7.11.05

GEÓRGICA

Se gostas de maçãs, colhe maçãs
Do teu próprio pomar.
Guarda republicana há sempre em toda a parte
Onde não temos nada,
E a força é cega por definição.
Ora no teu pomar
Podes serenamente
Gozar o transitório paraíso.
Na pequenina haste
Que um dia tu plantaste
Nasceram frutos túmidos e doces
Que são teus.
Colhe, pois, esses frutos.
Não faças como o Adão e como a Eva, uns brutos
Que comeram maçãs, mas do pomar de Deus.

Miguel Torga
Miguel Torga, nome literário do médico Adolfo Correia Rocha, nasceu a 12 de Agosto de 1907 em S. Martinho de Anta e faleceu em Coimbra a 17 de Janeiro de 1995. Poeta, ensaísta, dramaturgo, romancista e contista, cultivou a escrita autobiográfica num extenso Diário (escrito entre 1932 e 1994) e nos seis Dias de A Criação do Mundo (publicados em 1937, 1938, 1939, 1974 e 1981), obra que o autor viria a definir como "crónica, romance, memorial e testamento". Colaborador da Presença, desligou-se deste movimento em 1930 e fundou as revistas Sinal (um único número em 1930) e Manifesto (1938-1938). Publicou o seu primeiro livro, Ansiedade, em 1928, do qual viria a guardar um único verso na sua Poesia Completa (2000): Sinto o medo do avesso. Individualidade veemente e intransigente, manteve-se afastado, por toda a vida, de escolas literárias e mesmo do contacto com os círculos culturais do meio português.
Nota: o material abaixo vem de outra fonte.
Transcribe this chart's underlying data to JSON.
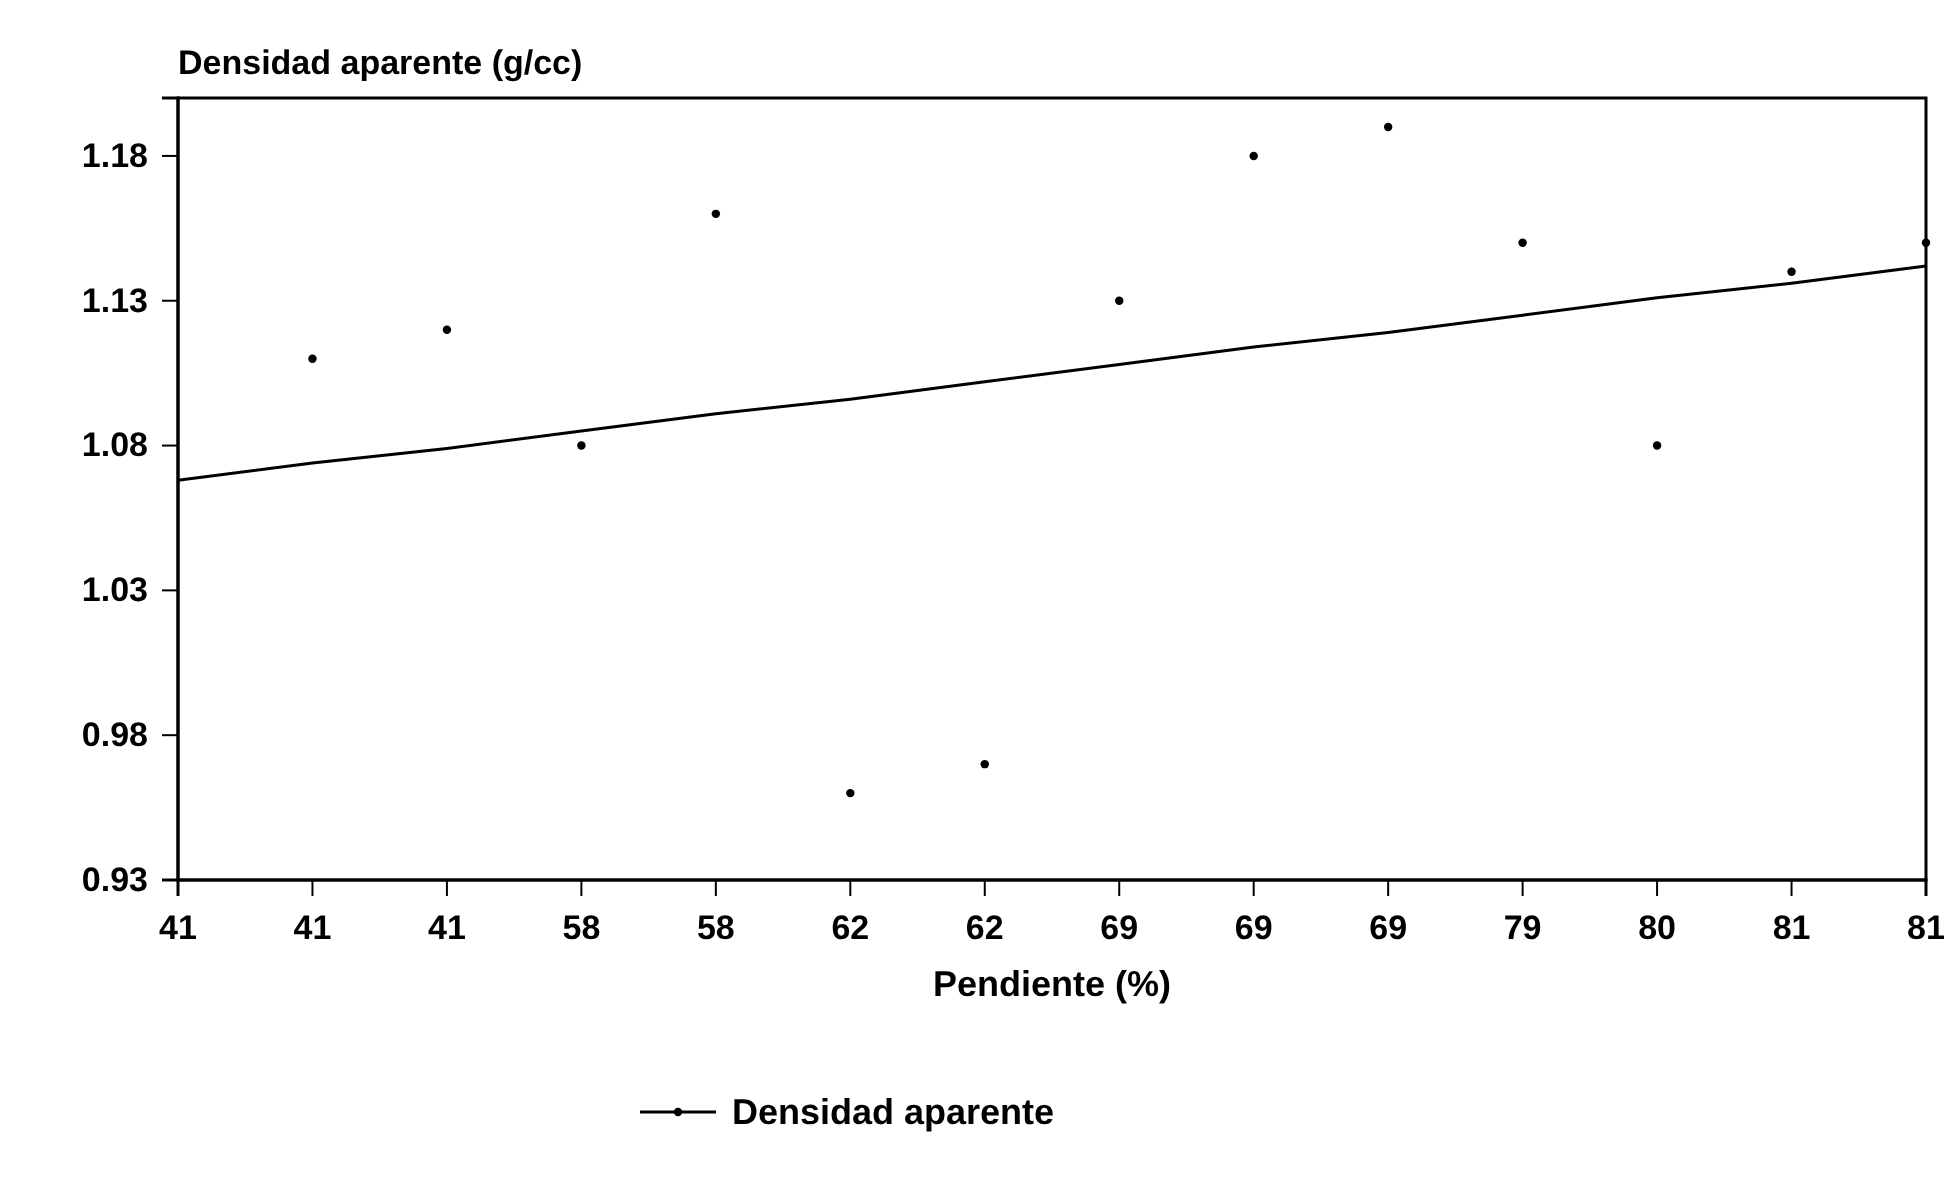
{
  "chart_data": {
    "type": "scatter",
    "ylabel": "Densidad aparente (g/cc)",
    "xlabel": "Pendiente (%)",
    "categories": [
      "41",
      "41",
      "41",
      "58",
      "58",
      "62",
      "62",
      "69",
      "69",
      "69",
      "79",
      "80",
      "81",
      "81"
    ],
    "series": [
      {
        "name": "Densidad aparente",
        "color": "#000000",
        "marker": "circle",
        "values": [
          null,
          1.11,
          1.12,
          1.08,
          1.16,
          0.96,
          0.97,
          1.13,
          1.18,
          1.19,
          1.15,
          1.08,
          1.14,
          1.15
        ]
      },
      {
        "type": "line",
        "color": "#000000",
        "marker": "none",
        "values": [
          1.068,
          1.074,
          1.079,
          1.085,
          1.091,
          1.096,
          1.102,
          1.108,
          1.114,
          1.119,
          1.125,
          1.131,
          1.136,
          1.142
        ]
      }
    ],
    "ylim": [
      0.93,
      1.2
    ],
    "yticks": [
      0.93,
      0.98,
      1.03,
      1.08,
      1.13,
      1.18
    ],
    "grid": false,
    "legend": "bottom"
  }
}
Miguel Torga, tendo como homem a experiência dos sofrimentos da emigração e da vida rural, do contacto com as misérias e com a morte, tornou-se o poeta do mundo rural, das forças telúricas, ancestrais, que animam o instinto humano na sua luta dramática contra as leis que o aprisionam. Contista exímio, romancista, ensaísta, dramaturgo, foi autor de mais de 50 obras publicadas desde os 21 anos.